Janet Nungnik: The Eagle’s Shadow
Image: Janet Nungnik, One Fine Day, 2007
Saturday, March 30, 1:00 until 3:00 pm.
exhibition dates: March 30 – April 27, 2019
The Marion Scott Gallery is pleased to announce a major exhibition of works by Baker Lake’s Janet Nungnik. Opening March 30 and continuing through April 27, Janet Nungnik: The Eagle’s Shadow brings together 15 colourful textile works produced over a 17-year period. Collectively, Janet Nungnik’s delicately embroidered and appliquéd images tell her life story and that of her people, the Padlermiut, a small group of inland dwelling Inuit whose traditional territory was based to the south of Baker Lake, Nunavut. The exhibition includes the title work, a monumentally scaled wallhanging based on the artist’s childhood memory of close family members. An opening reception for the artist will be held in the gallery on Saturday March 30 from 1:00 until 3:00 pm.
“Janet Nungnik’s work belongs to a rich tradition of contemporary northern textile artistry, bringing a new and exciting sensibility to this classic form,” says MSG director Robert Kardosh. “This show has been more than 15 years in the making, with another 30 years of experience behind that.
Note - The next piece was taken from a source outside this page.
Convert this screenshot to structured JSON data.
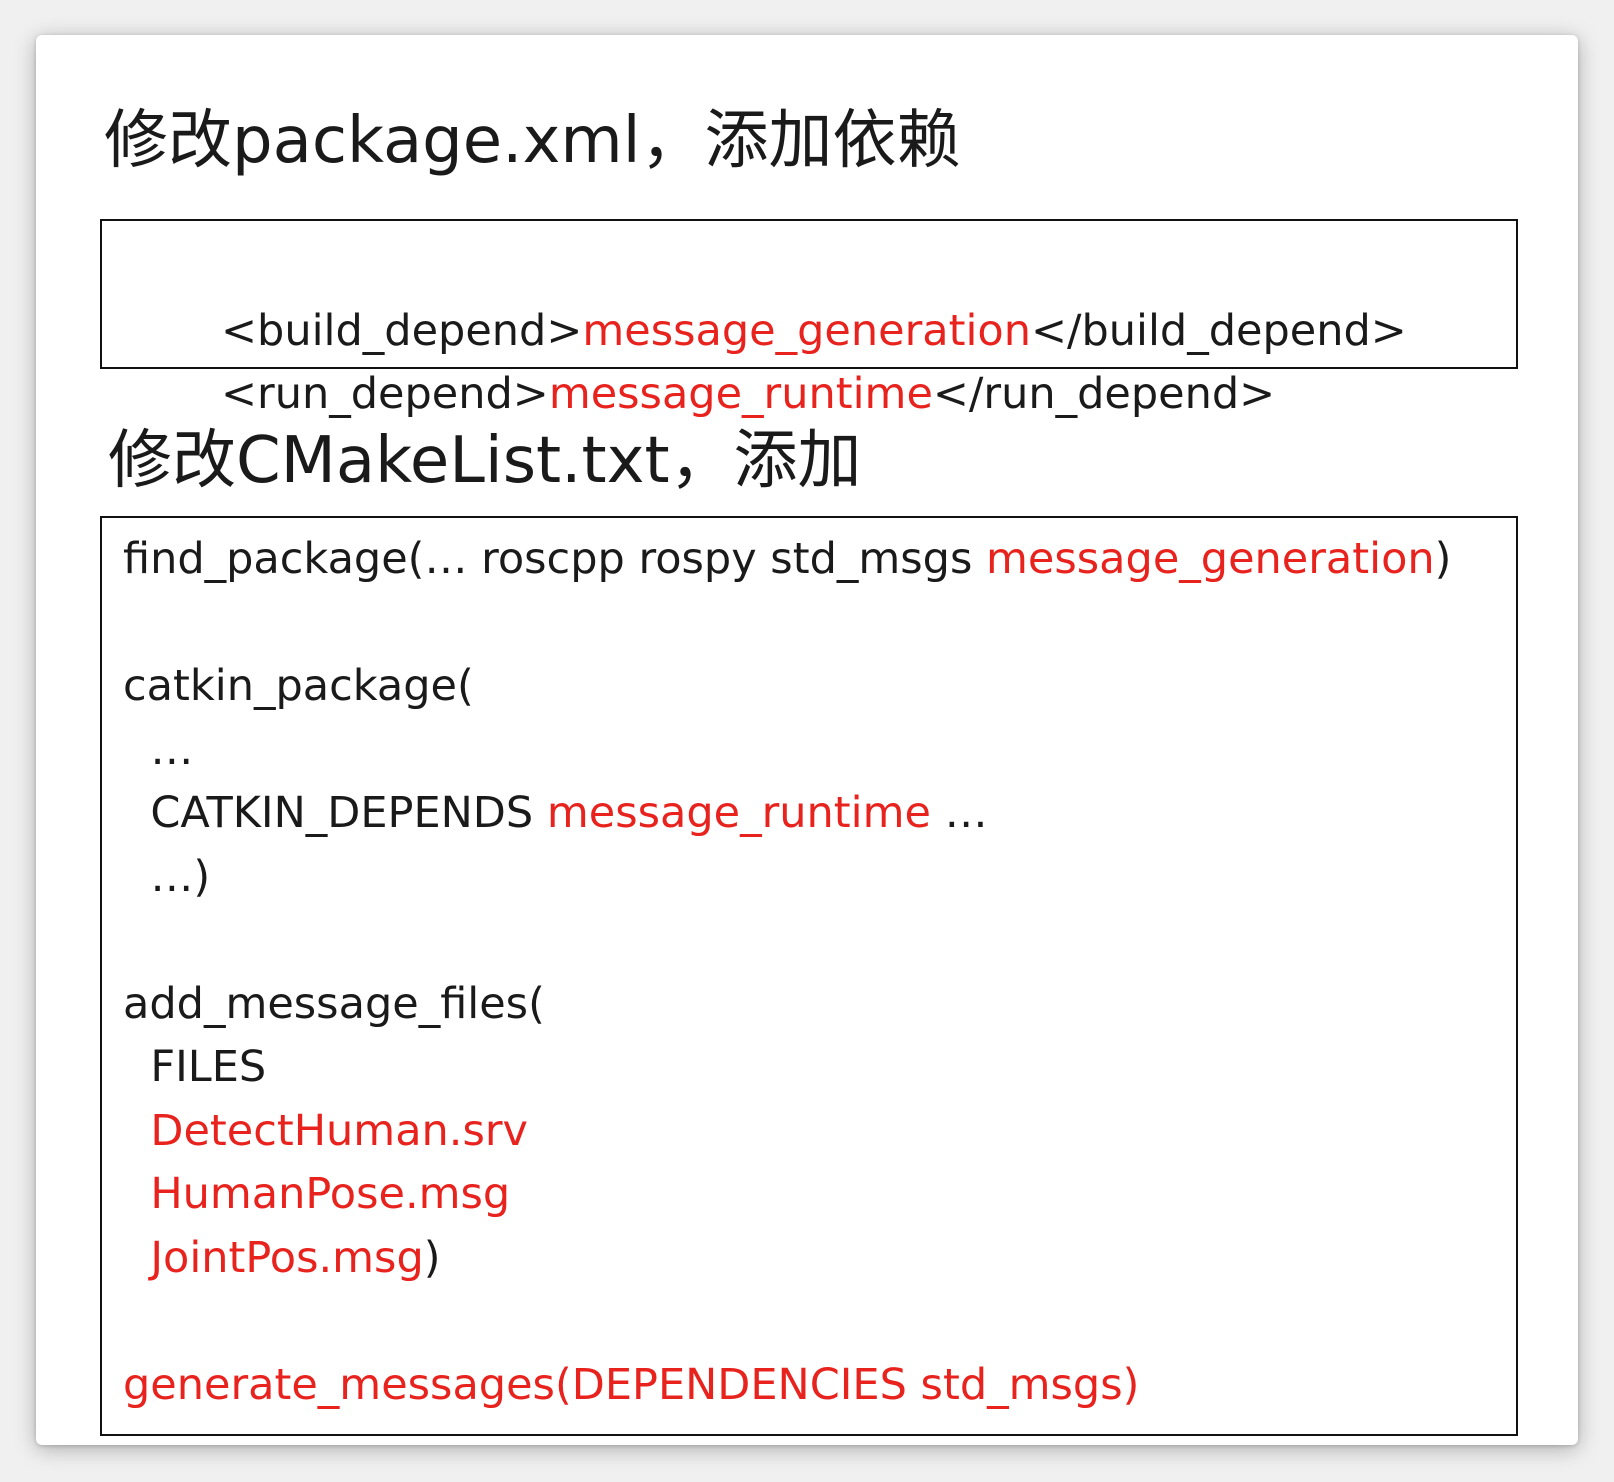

It is an event of first importance for Janet Nungnik, for Inuit art, and for Canadian art.”
Janet Arjaut Anowtalik Nungnik was born in 1954 at a small camp west of Hudson Bay in what used to be known as the Barrenlands. A member of both the Padlermiutand Ihalmiut, two closely related groups of inland dwelling Inuit, Nungnik grew up learning about the traditions and practices of her people. For the first several years of her life, she believed that her immediate family members were the only people in existence. She remembers the famine of the late 1950s, when the caribou herds upon which her people depended changed their migratory routes, leaving the region’s inhabitants without a food source. When she was 6 or 7, white administrators from southern Canada arrived by plane to take her away for residential schooling. Unwilling to be separated from his children, Nungnik’s father moved the entire family to the growing settlement of Baker Lake, where Janet and her siblings could attend school without being removed from their family. Nungnik later travelled to Churchill and Yellowknife for further education. In the early 1970s, she began making wallhangings, learning her craft by watching the legendary Baker Lake textile artist Jessie Oonark at work.
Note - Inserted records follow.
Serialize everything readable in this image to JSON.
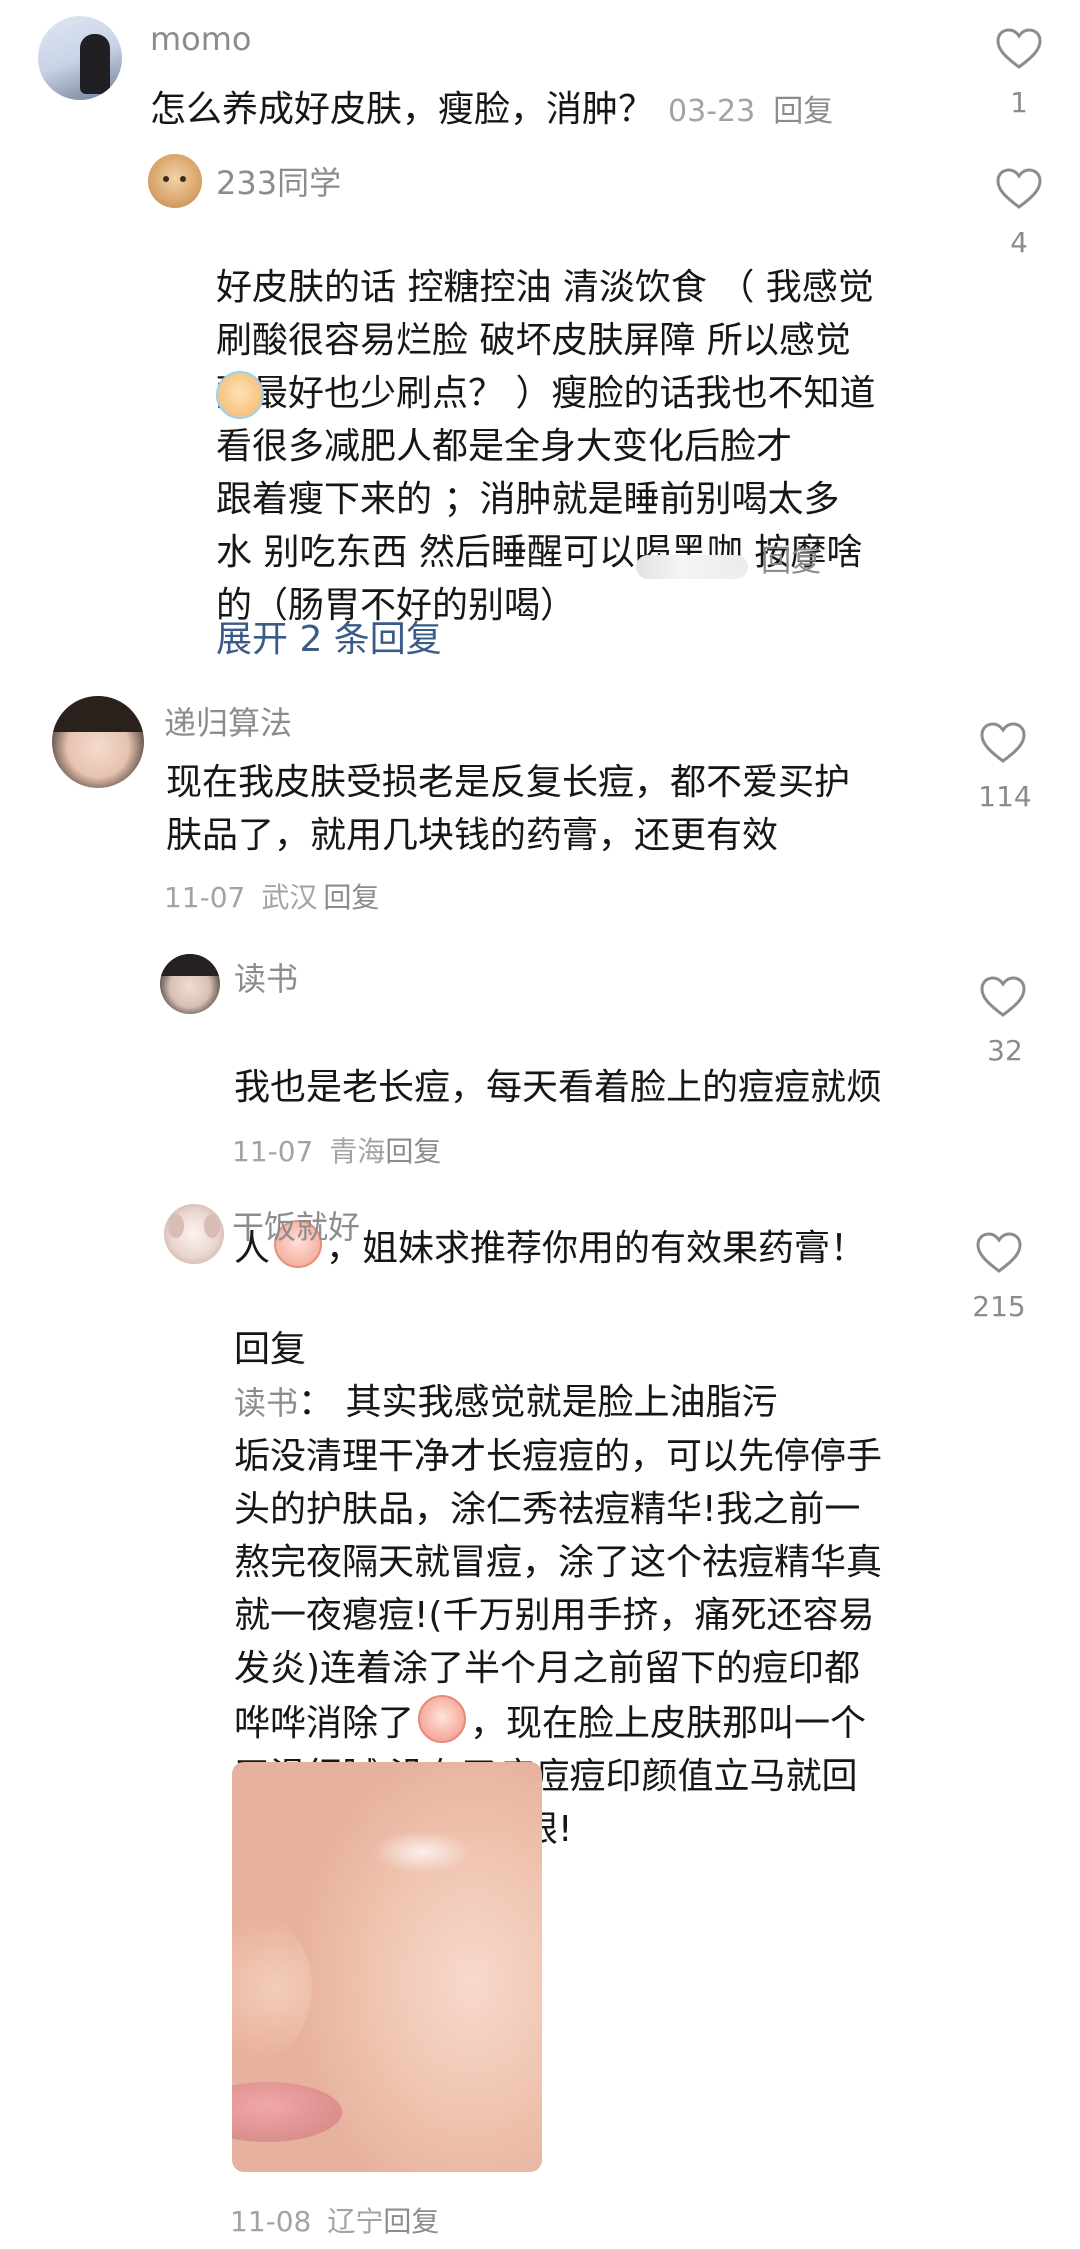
{
  "comments": [
    {
      "user": "momo",
      "text": "怎么养成好皮肤，瘦脸，消肿？",
      "date": "03-23",
      "reply": "回复",
      "likes": "1",
      "avatar_icon": "avatar-momo",
      "replies": [
        {
          "user": "233同学",
          "text": "好皮肤的话 控糖控油 清淡饮食 （ 我感觉\n刷酸很容易烂脸 破坏皮肤屏障 所以感觉\n酸最好也少刷点？ ）瘦脸的话我也不知道\n看很多减肥人都是全身大变化后脸才\n跟着瘦下来的 ；消肿就是睡前别喝太多\n水 别吃东西 然后睡醒可以喝黑咖 按摩啥\n的（肠胃不好的别喝）",
          "reply": "回复",
          "likes": "4",
          "emoji_icon": "crying-face-icon",
          "avatar_icon": "avatar-cat"
        }
      ],
      "expand_label": "展开 2 条回复"
    },
    {
      "user": "递归算法",
      "text": "现在我皮肤受损老是反复长痘，都不爱买护\n肤品了，就用几块钱的药膏，还更有效",
      "date": "11-07",
      "location": "武汉",
      "reply": "回复",
      "likes": "114",
      "avatar_icon": "avatar-girl",
      "replies": [
        {
          "user": "读书",
          "text_a": "我也是老长痘，每天看着脸上的痘痘就烦",
          "text_b": "人",
          "text_c": "，姐妹求推荐你用的有效果药膏！",
          "date": "11-07",
          "location": "青海",
          "reply": "回复",
          "likes": "32",
          "emoji_icon": "upset-face-icon",
          "avatar_icon": "avatar-portrait"
        },
        {
          "user": "干饭就好",
          "reply_prefix": "回复",
          "reply_to": "读书",
          "reply_colon": "：",
          "text_a": " 其实我感觉就是脸上油脂污\n垢没清理干净才长痘痘的，可以先停停手\n头的护肤品，涂仁秀祛痘精华!我之前一\n熬完夜隔天就冒痘，涂了这个祛痘精华真\n就一夜瘪痘!(千万别用手挤，痛死还容易\n发炎)连着涂了半个月之前留下的痘印都\n哗哗消除了",
          "text_b": "，现在脸上皮肤那叫一个\n平滑细腻,没有了痘痘痘印颜值立马就回\n春，怎么看怎么顺眼!",
          "date": "11-08",
          "location": "辽宁",
          "reply": "回复",
          "likes": "215",
          "emoji_icon": "peach-face-icon",
          "avatar_icon": "avatar-puppy"
        }
      ]
    }
  ],
  "colors": {
    "text": "#161616",
    "muted": "#8c8c8c",
    "link": "#3a5a88"
  }
}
The works in the exhibition picture a range of experiences and memories. Some portray members of Nungnik’s family performing everyday tasks. One Fine Day, a work from 2004, presents an image of people fashioning rope from caribou hide. A large white blanket with Hudson’s Bay Company stripes appears in the bottom right, signalling the presence of external trade objects in this otherwise traditional scene. The same motif also appears in Northern Lights (Inside the Iglu at Night), a large work from 2002 in which a family is seen sleeping peacefully inside an igloo shown schematically directly from above, while a woman fishes in the foreground. This work also expresses a spiritual theme: upturned faces along the horizon whistle to summon the northern lights. Other images are more purely autobiographical. In Love, a small but compositionally dense image from 2003, expresses the artist’s deep feelings of devotion to her late husband, who she first met when she was three years old.
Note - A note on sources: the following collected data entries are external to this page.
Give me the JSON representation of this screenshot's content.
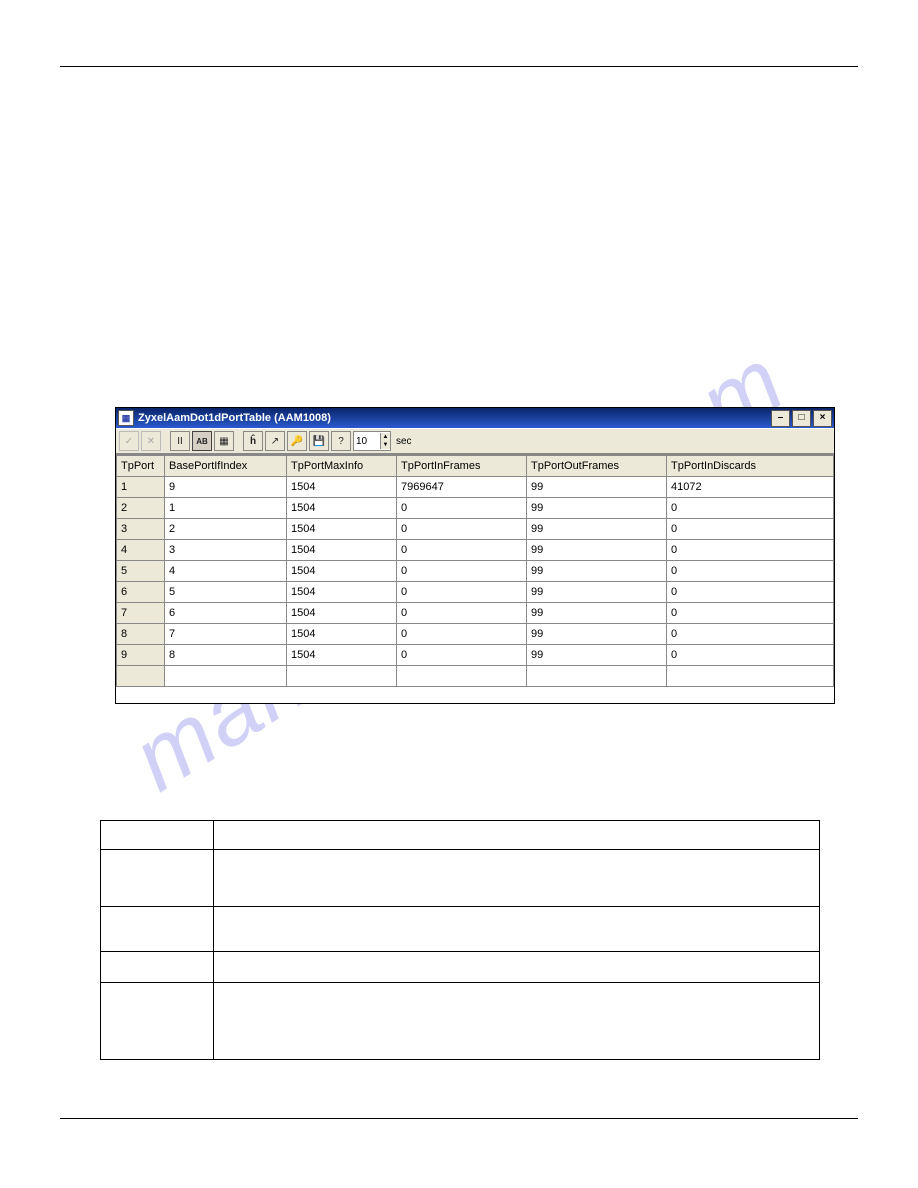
{
  "watermark": "manualshive.com",
  "window": {
    "title": "ZyxelAamDot1dPortTable (AAM1008)",
    "icon_glyph": "▦",
    "buttons": {
      "min_glyph": "–",
      "max_glyph": "□",
      "close_glyph": "×"
    }
  },
  "toolbar": {
    "check": "✓",
    "x": "✕",
    "pause": "II",
    "ab": "AB",
    "grid": "▦",
    "find": "🔍",
    "chart": "↗",
    "key": "🔑",
    "save": "💾",
    "help": "?",
    "spin_value": "10",
    "spin_up": "▲",
    "spin_down": "▼",
    "sec_label": "sec"
  },
  "table": {
    "columns": [
      "TpPort",
      "BasePortIfIndex",
      "TpPortMaxInfo",
      "TpPortInFrames",
      "TpPortOutFrames",
      "TpPortInDiscards"
    ],
    "rows": [
      [
        "1",
        "9",
        "1504",
        "7969647",
        "99",
        "41072"
      ],
      [
        "2",
        "1",
        "1504",
        "0",
        "99",
        "0"
      ],
      [
        "3",
        "2",
        "1504",
        "0",
        "99",
        "0"
      ],
      [
        "4",
        "3",
        "1504",
        "0",
        "99",
        "0"
      ],
      [
        "5",
        "4",
        "1504",
        "0",
        "99",
        "0"
      ],
      [
        "6",
        "5",
        "1504",
        "0",
        "99",
        "0"
      ],
      [
        "7",
        "6",
        "1504",
        "0",
        "99",
        "0"
      ],
      [
        "8",
        "7",
        "1504",
        "0",
        "99",
        "0"
      ],
      [
        "9",
        "8",
        "1504",
        "0",
        "99",
        "0"
      ],
      [
        "",
        "",
        "",
        "",
        "",
        ""
      ]
    ]
  }
}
The clarity of Nungnik’s cut out forms gives these complex works a rare expressive power and graphic immediacy. At the same time, the often dream-like images are filled with a range of delicate details that enrich their meaning, the embroidered and beaded surfaces attaining a tactile presence. Nungnik’s patterned landscapes and stitchery-filled skies bristle with energy and movement. Nungnik accompanies the majority of her images with lines of verse-like text in English. These textual additions serve less as explanations of the imagery and more as parallel expressions of her sensibility and thought.